Ne pourrait-on pas se demander, au contraire, dans l'autre sens, si les investisseurs locaux ne sont pas tentés du fait de cette ringardise brestoise d'aller investir ailleurs ? Si les diplômés locaux ne sont pas tentés d'aller travailler et fonder une famille ailleurs, ne serait-ce que pour leurs enfants grandissent dans une environnement plus dynamique, plus normal ?

Mais il ne faut pas perdre espoir. Car en même temps, paraissaient dans la presse le mois dernier des articles expliquant les prouesses technologiques en cours. Et j'ai moi-même eu l'occasion, en privé, de discuter avec des ingénieurs qui recherchent tout naturellement les dernières solutions technologiques dans leur partie, et qui reconnaissent sincèrement avoir des limitations de budget. Bref, des gens qui raisonnent, vivent et travaillent de manière logique, normale, rassurante.

Et curieusement, tous ces domaines où Brest est à la pointe de la technologie mondiale, tous ces milieux où l'on peut respirer normalement et développer une confiance en l'avenir, ce sont les institutions d'Etat ou les entreprises privées sur lesquelles le PS n'a aucun pouvoir d'influence. Dans le milieu associatif au contraire, dans une partie de l'université, dans le secteur social, règne et s'épaissit chaque jour un peu plus un voile de marasme, de retard, de déclin lent, de rétention de l'intelligence et de la volonté, de contrôle, de silence dont on ne sait s'il est malveillant.

C'est pourquoi il serait trop bref de répondre à la question du tramway en disant que la solution, c'est de quitter Brest au plus vite pour trouver ailleurs le dynamisme, la créativité, le talent et tout simplement la capacité à vivre dont on a tant besoin.

Le goût de la nouveauté, le simple goût de la nouveauté.

Ailleurs, le monde vit, il évolue, il crée, et il ne nous attend pas. Le ciel est bleu ici aussi, la réalité est sous nos pieds. Il suffirait juste de constater la réalité. Il faudrait accomplir l'exploit surhumain de décider des dépenses conformes à nos capacités et à nos besoins.

La vérité est ailleurs, mais elle est aussi ici. L'espoir, la vitalité aussi.


18/03/2008

Carton jaune

Hier, je critiquais un article d'un journaliste du quotidien Ouest-France, où il affirmait que la récente élection de représentants municipaux constituait un "référendum" sur le projet de tramway. Je rappelais dans cette critique qu'en droit français, seul un référendum est un référendum.

Soit.
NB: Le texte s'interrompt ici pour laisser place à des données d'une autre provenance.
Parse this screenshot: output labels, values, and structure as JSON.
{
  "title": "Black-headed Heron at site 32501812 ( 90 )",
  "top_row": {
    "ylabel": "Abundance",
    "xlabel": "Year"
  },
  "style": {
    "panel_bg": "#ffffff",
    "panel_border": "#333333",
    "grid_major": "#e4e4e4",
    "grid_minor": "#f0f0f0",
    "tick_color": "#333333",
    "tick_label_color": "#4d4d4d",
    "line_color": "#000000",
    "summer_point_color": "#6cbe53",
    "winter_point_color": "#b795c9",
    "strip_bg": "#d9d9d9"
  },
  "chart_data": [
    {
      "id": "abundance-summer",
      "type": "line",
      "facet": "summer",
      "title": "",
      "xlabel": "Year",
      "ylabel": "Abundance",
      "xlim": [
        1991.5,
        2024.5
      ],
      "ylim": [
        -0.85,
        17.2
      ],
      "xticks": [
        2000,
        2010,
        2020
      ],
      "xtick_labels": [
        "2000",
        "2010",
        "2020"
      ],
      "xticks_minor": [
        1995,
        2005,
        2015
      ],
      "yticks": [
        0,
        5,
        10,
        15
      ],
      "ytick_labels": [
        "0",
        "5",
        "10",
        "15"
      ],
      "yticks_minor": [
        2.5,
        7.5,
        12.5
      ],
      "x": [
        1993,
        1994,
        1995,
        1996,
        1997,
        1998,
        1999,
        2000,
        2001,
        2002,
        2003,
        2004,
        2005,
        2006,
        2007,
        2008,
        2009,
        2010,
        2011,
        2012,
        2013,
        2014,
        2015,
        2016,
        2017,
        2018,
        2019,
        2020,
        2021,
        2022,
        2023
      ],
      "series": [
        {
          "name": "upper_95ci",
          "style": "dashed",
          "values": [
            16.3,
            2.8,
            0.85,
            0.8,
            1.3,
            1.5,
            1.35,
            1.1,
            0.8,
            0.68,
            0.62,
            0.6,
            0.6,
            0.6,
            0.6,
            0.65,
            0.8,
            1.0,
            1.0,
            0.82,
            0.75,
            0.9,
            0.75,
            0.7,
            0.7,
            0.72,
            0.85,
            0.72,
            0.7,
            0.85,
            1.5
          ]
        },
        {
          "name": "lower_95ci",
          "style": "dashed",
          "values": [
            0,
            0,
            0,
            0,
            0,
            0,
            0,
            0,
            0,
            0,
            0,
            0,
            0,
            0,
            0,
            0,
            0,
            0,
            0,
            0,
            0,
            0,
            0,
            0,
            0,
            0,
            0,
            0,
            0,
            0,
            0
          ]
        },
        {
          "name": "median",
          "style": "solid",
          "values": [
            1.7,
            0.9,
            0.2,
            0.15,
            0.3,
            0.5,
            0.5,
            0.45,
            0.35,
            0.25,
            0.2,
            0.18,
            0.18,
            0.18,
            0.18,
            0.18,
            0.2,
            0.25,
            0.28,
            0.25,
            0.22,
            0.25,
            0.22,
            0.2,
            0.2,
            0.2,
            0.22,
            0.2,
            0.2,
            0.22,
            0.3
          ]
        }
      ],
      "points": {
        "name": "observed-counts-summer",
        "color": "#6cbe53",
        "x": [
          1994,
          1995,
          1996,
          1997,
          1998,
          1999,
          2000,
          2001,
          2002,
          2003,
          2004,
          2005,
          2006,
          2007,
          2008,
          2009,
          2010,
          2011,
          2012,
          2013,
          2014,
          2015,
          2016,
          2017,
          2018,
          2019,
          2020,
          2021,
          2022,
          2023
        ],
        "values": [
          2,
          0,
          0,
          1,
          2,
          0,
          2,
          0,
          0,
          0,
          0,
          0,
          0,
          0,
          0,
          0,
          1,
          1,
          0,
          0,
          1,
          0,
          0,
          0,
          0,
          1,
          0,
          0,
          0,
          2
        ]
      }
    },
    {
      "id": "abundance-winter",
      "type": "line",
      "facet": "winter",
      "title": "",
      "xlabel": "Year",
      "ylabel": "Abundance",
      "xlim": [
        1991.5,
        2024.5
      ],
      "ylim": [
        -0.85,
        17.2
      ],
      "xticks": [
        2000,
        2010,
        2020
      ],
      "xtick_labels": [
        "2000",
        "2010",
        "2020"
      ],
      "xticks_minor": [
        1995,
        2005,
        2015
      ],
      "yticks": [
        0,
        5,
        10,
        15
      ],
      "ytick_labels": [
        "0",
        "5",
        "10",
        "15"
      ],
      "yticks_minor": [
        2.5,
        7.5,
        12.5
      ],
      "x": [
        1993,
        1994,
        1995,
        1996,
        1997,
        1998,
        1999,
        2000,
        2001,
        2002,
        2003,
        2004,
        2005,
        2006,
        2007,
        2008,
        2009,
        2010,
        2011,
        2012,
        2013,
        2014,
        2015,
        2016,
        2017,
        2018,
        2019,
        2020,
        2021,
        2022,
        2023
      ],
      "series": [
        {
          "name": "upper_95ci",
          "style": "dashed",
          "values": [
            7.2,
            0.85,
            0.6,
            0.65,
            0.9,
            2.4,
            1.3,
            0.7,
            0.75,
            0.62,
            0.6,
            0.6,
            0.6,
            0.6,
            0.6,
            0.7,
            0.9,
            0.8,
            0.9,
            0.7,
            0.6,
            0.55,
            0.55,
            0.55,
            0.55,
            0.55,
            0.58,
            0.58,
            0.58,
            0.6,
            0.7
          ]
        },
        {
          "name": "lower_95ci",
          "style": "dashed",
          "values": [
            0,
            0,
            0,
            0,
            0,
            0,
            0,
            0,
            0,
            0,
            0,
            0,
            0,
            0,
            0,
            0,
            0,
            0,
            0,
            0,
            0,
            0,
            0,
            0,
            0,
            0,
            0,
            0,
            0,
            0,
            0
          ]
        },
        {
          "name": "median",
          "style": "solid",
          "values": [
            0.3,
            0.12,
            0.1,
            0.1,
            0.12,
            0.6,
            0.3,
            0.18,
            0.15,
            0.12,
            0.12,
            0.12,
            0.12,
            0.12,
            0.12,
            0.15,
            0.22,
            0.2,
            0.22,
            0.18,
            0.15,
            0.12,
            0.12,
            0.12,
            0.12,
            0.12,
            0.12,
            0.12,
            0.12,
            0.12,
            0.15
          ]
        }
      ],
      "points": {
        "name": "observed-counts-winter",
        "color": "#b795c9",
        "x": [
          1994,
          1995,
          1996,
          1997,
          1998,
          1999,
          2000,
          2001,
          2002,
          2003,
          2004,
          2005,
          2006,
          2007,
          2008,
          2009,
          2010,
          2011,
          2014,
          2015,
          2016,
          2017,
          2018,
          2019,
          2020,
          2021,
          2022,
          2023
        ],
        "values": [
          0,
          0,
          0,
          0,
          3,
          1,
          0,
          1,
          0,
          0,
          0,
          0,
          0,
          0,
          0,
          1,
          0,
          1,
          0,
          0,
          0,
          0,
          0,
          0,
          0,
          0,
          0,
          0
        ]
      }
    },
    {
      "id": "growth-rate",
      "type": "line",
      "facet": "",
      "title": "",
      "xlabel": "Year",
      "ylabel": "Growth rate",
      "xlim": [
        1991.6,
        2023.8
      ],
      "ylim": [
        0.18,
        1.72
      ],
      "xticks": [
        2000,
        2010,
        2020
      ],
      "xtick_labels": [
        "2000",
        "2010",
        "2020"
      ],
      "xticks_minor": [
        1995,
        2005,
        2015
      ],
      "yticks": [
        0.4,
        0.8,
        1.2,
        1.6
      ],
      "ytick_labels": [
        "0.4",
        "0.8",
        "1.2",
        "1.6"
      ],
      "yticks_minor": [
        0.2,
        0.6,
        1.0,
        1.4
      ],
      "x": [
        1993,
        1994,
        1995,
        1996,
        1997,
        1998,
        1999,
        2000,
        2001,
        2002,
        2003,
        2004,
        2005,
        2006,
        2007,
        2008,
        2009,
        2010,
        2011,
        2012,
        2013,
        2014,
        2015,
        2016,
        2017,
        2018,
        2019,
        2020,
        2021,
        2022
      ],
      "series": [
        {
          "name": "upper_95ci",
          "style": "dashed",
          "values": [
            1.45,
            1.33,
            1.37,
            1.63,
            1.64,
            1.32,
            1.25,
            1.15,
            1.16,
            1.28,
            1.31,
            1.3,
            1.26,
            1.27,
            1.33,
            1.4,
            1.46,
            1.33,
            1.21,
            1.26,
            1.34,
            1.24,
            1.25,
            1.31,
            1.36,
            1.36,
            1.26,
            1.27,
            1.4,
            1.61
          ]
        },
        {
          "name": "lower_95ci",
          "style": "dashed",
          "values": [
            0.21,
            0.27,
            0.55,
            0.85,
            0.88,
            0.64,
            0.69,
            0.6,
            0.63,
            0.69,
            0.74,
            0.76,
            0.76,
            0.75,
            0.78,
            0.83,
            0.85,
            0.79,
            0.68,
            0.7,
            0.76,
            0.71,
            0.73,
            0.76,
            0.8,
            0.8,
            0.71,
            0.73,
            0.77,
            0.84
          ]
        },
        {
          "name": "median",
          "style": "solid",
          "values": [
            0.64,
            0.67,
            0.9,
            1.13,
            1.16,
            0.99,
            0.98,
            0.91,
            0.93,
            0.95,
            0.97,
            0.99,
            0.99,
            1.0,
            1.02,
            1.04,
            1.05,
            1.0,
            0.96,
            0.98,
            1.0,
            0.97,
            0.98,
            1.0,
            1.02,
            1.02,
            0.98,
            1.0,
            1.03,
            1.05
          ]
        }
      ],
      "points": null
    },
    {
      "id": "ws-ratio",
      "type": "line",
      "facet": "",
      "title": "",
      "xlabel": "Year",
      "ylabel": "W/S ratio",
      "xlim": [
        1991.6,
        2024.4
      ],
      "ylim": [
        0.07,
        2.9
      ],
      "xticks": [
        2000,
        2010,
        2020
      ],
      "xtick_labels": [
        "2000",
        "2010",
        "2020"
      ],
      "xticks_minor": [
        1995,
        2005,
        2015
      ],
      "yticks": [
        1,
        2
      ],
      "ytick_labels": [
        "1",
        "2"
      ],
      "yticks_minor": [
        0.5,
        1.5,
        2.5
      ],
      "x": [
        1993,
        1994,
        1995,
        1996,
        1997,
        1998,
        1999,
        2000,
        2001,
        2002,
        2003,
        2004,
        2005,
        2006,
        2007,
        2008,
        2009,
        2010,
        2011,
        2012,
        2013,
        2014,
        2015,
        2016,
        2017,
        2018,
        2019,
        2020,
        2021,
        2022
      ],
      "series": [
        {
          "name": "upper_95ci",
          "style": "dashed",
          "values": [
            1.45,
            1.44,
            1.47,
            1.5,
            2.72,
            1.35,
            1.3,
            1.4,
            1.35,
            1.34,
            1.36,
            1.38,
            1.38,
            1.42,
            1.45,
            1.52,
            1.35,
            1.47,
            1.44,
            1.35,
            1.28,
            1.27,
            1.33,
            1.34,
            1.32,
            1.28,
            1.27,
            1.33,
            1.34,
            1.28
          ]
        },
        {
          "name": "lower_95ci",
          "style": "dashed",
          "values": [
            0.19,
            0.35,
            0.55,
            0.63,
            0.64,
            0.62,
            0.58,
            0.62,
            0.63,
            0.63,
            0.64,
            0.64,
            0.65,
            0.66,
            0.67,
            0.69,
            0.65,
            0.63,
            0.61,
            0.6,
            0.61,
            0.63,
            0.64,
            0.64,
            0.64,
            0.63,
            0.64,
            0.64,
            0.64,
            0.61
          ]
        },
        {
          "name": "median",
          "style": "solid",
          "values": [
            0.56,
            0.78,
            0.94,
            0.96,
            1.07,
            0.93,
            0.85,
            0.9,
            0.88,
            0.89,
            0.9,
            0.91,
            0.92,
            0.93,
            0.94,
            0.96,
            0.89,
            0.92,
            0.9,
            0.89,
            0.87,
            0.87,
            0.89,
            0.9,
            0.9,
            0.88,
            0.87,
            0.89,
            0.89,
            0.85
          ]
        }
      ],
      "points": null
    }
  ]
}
Mais ce journaliste n'est que commentateur de la vie politique, et je lui reconnais volontiers le droit d'utiliser une telle formulation excessive pour appuyer son opinion, qui n'est pas la mienne. J'apprends aujourd'hui, et dans deux organes de presse différents, que M. Cuillandre lui-même a qualifié cette élection de "référendum".

Cela me paraît plus grave. En effet, M. Cuillandre est premier magistrat de la commune, chargé par la Constitution d'organiser les référendums locaux. Et il s'exprime dans un contexte faisant explicitement référence à son nouveau mandat.

J'invite donc M. le préfet à se pencher sur le cas du maire de Brest, et à se demander si un élu est autorisé à désinformer le public précisément sur les compétences de sa charge d'élu.

En outre, M. Cuillandre étant prof de droit à l'UBO, il me semble que cela peut jeter un doute sur la crédibilité de cette vénérable institution, chargée d'enseigner aux étudiants la vérité, entre autres sur le droit français.

Par exemple, qu'un patient non diplômé en médecine déclare souffrir d'une vague douleur à la poitrine, cela est totalement excusable. Mais qu'un professeur du CHU déclare dans la presse que le coeur se situe dans les poumons, cela me semblerait inacceptable. Encore plus s'il s'agissait d'un prof opérant par ailleurs dans une clinique privée, et ayant intérêt à opérer les poumons.

Je demande donc au doyen de la Faculté de droit de publier un démenti, et de rappeler que seul un référendum est un référendum.

Il me semblerait opportun de prouver ainsi qu'un professeur de l'UBO encarté au PS peut être sanctionné, en cas de déclaration publique incompatible avec la vérité scientifique.

Pour ma part, je considère qu'après cette élection, le réseau du PS devient si puissant sur la place de Brest, qu'il devient urgent de constituer des contre-pouvoirs pour dénoncer d'éventuels abus, et j'invite les citoyens à la plus grande vigilance. Et sur tous les sujets, pas seulement le tram.